Fukushima et cancer de la thyroïde

 

Je cite : « Pour les cinq ans de l’explosion des réacteurs de Fukushima, diverses actions ont été menées vendredi passé à Genève. L’occasion de rappeler que la Suisse n’est toujours pas à l’abri d’accidents nucléaires.« 

Il ne s’agit pas d’un accident nucléaire direct comme Tchernobyl, bien que les conséquences soient catastrophiques. La tragédie de Fukushima a pour cause un séisme et un tsunami en 2011, ayant entraîné alors des dommages au sein d’une centrale nucléaire. Construire des centrales nucléaires dans des régions sismiques comporte un grand risque.

 

Je cite : « D’après une étude de 2015, le risque de développer un cancer de la thyroïde est douze fois plus élevé parmi les résidents de Fukushima, comparé au reste de la population japonaise. »

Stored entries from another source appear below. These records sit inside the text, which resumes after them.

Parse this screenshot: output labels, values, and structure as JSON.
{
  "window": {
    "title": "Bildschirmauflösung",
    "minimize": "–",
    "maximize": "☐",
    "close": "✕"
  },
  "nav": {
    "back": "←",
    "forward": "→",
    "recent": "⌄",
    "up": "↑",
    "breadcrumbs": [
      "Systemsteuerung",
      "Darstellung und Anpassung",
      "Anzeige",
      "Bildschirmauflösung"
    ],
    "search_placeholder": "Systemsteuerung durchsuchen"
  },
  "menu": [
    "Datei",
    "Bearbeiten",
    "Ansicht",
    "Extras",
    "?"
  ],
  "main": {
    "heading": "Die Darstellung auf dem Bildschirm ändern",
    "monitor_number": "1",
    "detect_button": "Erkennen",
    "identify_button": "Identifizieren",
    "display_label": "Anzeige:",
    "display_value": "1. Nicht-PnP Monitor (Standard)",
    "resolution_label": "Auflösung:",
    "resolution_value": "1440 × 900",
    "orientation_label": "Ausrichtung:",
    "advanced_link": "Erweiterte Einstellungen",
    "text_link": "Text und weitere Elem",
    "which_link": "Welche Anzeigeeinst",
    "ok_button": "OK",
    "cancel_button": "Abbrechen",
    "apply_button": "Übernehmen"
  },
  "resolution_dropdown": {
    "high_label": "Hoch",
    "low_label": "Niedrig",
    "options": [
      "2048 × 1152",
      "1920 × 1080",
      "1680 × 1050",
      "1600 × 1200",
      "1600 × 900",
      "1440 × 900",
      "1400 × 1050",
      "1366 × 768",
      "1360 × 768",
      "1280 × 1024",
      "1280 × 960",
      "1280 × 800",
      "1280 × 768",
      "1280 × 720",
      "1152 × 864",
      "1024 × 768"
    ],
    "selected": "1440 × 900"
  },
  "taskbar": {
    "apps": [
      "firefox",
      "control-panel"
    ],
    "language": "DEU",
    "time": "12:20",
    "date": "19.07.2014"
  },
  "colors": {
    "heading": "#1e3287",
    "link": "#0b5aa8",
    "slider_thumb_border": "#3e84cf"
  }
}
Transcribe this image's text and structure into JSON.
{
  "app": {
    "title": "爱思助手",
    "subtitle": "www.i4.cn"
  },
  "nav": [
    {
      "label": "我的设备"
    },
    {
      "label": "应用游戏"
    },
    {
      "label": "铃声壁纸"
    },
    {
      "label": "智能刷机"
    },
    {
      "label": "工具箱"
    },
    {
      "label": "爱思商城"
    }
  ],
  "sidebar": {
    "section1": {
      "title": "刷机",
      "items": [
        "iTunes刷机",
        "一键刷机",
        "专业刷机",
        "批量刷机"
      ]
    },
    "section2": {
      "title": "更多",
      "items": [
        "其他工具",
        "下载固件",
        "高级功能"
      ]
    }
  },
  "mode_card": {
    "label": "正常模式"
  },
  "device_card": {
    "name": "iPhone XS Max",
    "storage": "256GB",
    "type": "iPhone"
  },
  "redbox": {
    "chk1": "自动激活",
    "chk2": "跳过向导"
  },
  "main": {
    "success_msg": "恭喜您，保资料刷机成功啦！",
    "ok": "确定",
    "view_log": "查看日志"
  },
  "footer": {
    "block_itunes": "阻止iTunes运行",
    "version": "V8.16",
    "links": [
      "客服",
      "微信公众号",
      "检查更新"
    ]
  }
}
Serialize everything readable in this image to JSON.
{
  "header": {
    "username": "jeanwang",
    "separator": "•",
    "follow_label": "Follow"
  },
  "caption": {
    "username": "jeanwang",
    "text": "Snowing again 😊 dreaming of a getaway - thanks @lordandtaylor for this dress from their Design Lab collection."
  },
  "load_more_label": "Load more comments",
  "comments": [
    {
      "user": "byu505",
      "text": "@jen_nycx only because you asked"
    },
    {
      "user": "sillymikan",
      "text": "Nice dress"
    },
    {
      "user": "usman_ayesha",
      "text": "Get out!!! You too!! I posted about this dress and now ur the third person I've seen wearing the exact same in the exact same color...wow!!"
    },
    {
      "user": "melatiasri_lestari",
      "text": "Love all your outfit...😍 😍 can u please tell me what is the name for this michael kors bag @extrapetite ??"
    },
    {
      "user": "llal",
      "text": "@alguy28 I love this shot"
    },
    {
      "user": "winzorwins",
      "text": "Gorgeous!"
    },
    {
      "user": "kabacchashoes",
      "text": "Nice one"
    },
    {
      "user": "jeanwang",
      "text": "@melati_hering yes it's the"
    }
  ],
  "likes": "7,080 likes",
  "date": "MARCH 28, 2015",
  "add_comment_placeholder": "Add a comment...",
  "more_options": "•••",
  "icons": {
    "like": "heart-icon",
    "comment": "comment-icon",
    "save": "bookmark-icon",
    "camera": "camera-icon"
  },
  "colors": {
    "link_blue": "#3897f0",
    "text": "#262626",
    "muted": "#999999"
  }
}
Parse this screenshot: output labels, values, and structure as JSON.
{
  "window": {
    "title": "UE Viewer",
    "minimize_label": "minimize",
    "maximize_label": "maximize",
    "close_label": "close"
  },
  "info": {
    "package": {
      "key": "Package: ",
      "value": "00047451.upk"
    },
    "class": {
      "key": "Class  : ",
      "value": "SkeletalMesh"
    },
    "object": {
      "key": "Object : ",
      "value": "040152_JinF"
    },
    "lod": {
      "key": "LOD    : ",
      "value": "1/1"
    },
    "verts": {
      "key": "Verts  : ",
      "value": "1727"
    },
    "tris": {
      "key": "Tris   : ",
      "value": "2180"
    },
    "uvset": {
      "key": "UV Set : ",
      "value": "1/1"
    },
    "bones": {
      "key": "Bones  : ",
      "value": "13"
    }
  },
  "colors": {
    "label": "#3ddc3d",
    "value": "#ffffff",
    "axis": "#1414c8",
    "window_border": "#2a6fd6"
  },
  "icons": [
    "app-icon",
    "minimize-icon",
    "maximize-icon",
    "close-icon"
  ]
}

Le risque est réel, je l’admets. Mais il faut examiner ce que les statistiques nous révèlent vraiment, en évitant certains biais (voir ci-dessous le texte surligné en rouge).

 

Je cite : « L’occasion de rappeler que la Suisse n’est toujours pas à l’abri d’accidents nucléaires. »

 

Le risque zéro n’existe nulle part. Mais cela m’étonnerait que la Suisse soit victime d’un tsunami. Je me répète : la centrale nucléaire de Fukushima n’a pas explosé d’elle-même, la cause est un tsunami ! Mais la Suisse est dans une région montagneuse où le risque sismique existe. Si Tchernobyl a été une catastrophe nucléaire directe, Fukushima est d’abord une catastrophe sismique naturelle ayant entraîné des conséquences radioactives réelles, et cela risque de recommencer si le Japon continue d’utiliser l’énergie nucléaire, le risque est élevé.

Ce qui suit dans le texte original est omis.